SC brings back ban on firecrackers in Delhi-NCR region

“Let's try out at least one Diwali without firecrackers,” observes the court.

Updated - December 03, 2021 10:45 am IST

Published - October 09, 2017 11:24 am IST

Representational image

Representational image

The Supreme Court on Monday suspended the sale of firecrackers in Delhi and NCR till November 1, 2017 in a bid to test whether a Deepavali without firecrackers this year will have a “positive effect” on the health of citizens and a steadily deteriorating air quality.

A Bench of Justices A.K. Sikri, A.M. Sapre and Ashok Bhushan reverted to its November 2016 decision to suspend sales of firecrackers “to test itself to find out whether there would be a positive effect of this suspension, particularly during Deepavali period.”

“There is virtually a consensus in society that crackers should not be burnt during Deepavali, which can be celebrated with equal fervour by various other means as well...We have the direct evidence of deterioration of air quality at alarming levels, which happens every year. As already pointed out above, burning of these firecrackers during Deepavali in 2016 had shot up pm [particulate matter] levels by three times, making Delhi the worst city in the world, insofar as air pollution is concerned. Direct and immediate cause thereof was burning of crackers during Deepavali,” the court reasoned in its 20-page judgment. But the court said its September 12, 2017 decision — saying a total ban on firecrackers’ sale in Delhi NCR is too “radical a step” and a graded, gradual approach to a complete ban should be adopted — would be effective from November 1.


“We are not tweaking with the various directions contained in the orders dated September 12, 2017, the effect of that order would not be given during this Deepavali and, therefore, we are making it effective only from November 01, 2017. We are conscious of the fact that after the said order was passed, the police may have issued temporary licences. Accordingly, those are suspended forthwith so that there is no further sale in Delhi and NCR.”

“Further, orders in this behalf can be passed on assessing the situation that would emerge after this Deepavali season,” the court held.
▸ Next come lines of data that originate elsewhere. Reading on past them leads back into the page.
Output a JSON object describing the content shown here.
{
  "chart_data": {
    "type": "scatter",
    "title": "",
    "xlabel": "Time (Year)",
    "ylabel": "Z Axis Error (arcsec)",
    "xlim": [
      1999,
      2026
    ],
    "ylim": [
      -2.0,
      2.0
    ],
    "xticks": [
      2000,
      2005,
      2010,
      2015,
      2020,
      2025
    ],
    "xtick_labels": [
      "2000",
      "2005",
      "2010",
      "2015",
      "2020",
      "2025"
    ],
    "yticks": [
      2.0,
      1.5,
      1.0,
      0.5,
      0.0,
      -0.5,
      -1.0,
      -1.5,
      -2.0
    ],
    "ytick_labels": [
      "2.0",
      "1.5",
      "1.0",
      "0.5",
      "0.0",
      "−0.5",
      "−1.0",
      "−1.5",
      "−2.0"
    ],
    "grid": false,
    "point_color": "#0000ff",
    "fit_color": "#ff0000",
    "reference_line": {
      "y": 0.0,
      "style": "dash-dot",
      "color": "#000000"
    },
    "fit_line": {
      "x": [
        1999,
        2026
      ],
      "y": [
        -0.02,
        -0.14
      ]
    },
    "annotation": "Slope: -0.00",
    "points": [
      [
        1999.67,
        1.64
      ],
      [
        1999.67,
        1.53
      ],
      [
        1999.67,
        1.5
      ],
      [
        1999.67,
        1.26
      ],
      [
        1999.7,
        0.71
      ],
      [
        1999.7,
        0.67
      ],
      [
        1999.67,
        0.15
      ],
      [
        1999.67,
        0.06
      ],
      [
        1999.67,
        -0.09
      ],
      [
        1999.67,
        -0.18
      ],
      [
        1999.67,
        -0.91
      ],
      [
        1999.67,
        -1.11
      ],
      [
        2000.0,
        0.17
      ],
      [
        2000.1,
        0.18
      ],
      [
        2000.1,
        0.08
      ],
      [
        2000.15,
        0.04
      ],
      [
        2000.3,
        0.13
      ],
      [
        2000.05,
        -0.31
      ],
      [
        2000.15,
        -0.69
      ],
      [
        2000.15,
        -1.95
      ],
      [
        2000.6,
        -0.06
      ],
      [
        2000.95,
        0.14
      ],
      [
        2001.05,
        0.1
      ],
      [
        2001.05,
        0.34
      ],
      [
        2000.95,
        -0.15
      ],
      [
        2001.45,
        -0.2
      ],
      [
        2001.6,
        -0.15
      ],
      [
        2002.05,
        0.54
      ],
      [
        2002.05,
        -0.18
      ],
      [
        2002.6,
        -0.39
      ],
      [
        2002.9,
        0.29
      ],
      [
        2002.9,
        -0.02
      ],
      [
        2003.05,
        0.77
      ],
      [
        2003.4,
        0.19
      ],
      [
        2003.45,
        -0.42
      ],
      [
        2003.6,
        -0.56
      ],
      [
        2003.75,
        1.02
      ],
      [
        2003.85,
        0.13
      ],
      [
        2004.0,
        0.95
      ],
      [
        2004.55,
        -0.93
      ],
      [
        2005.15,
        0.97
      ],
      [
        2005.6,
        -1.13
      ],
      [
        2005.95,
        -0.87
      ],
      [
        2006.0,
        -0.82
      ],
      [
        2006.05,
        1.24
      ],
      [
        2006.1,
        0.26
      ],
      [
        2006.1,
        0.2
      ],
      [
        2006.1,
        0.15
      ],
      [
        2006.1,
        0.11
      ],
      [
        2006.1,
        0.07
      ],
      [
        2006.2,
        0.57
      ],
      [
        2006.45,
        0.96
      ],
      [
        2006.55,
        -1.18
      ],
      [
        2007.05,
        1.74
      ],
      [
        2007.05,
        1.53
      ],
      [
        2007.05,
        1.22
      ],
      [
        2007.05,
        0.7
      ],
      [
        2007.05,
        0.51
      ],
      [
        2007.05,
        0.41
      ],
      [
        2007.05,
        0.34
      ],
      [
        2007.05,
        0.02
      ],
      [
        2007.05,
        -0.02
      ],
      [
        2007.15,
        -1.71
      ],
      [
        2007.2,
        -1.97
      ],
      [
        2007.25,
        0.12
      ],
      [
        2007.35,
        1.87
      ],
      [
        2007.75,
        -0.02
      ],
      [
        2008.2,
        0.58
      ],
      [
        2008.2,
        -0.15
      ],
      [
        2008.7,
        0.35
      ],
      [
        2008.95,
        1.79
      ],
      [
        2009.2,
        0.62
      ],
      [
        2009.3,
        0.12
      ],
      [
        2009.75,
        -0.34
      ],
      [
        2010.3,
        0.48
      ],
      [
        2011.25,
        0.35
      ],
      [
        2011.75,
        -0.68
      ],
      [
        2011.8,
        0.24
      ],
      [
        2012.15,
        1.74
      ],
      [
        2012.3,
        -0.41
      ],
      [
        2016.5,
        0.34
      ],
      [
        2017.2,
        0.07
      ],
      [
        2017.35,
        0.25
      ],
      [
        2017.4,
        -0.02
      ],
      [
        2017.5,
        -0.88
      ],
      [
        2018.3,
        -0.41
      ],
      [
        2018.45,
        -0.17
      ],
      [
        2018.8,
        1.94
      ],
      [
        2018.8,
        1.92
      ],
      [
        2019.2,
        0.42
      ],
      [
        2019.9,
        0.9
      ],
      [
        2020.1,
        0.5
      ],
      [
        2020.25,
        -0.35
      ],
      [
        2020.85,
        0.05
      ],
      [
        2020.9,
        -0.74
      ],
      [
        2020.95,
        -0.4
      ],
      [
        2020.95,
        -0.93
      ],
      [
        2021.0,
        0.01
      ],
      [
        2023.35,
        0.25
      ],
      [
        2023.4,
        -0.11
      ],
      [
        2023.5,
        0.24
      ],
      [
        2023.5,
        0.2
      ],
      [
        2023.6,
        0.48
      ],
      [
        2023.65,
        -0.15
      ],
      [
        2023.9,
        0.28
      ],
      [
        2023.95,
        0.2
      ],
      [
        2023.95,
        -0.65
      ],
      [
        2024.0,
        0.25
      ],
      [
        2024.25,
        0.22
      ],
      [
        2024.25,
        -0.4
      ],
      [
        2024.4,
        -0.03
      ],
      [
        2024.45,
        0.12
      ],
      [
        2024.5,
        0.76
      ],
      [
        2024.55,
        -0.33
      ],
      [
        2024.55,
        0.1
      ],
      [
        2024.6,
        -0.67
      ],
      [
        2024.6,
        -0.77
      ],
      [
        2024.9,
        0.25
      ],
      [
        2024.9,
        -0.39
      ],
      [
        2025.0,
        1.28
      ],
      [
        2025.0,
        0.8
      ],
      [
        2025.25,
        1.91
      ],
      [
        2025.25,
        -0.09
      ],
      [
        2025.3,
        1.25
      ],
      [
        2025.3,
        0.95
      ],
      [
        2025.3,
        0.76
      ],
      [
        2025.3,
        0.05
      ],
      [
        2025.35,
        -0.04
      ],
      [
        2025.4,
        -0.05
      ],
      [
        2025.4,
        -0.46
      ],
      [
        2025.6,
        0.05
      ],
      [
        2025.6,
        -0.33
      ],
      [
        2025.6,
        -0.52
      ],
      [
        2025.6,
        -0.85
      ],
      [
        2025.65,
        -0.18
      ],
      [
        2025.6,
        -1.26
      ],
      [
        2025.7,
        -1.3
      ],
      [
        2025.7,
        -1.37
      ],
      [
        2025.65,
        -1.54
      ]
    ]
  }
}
The judgment came on petitions challenging the September 12 modification of the November 2016 ban on sale of firecrackers.

Perusing records, the Bench pointed to the various efforts made by the government, media and civil society to create awareness of the harms of bursting firecrackers, especially on children. It said the adverse effects of burning of crackers during Deepavali have been witnessed year after year. The air quality deteriorates abysmally and the city chokes. It leads to closing the schools and the authorities are compelled to take various measures on emergent basis, when faced with a “health emergency”.

“This very situation had occurred on the very next morning after Deepavali in the year 2016. It resulted in passing the order dated November 11, 2016. This order prevailed during the year but the impact and effect of this order remains to be tested on Deepavali days,” the court observed.

The judgment said the September 12 verdict modifying the ban on sale of firecrackers was taken without the knowledge of the Central Pollution Control Board’s (CPCB) consistent stand for the past 20 years that sulphur in fireworks should not be permitted.

“Sulphur on combustion produces sulphur-dioxide and the same is extremely harmful to health. The CPCB has stated that between 9 p.m. to midnight on Deepavali day, the levels of sulphur-dioxide content in the air is dangerously high. Moreover, all the authorities were unanimous in their view that crackers should only be burst in designated places. Also the CPCB had specifically stated that joined crackers should be banned by way of their letter dated November 04, 1996 to the Commissioner of Police. Neither the CPCB nor the Delhi Police divulged this fact to this court,” the Bench observed.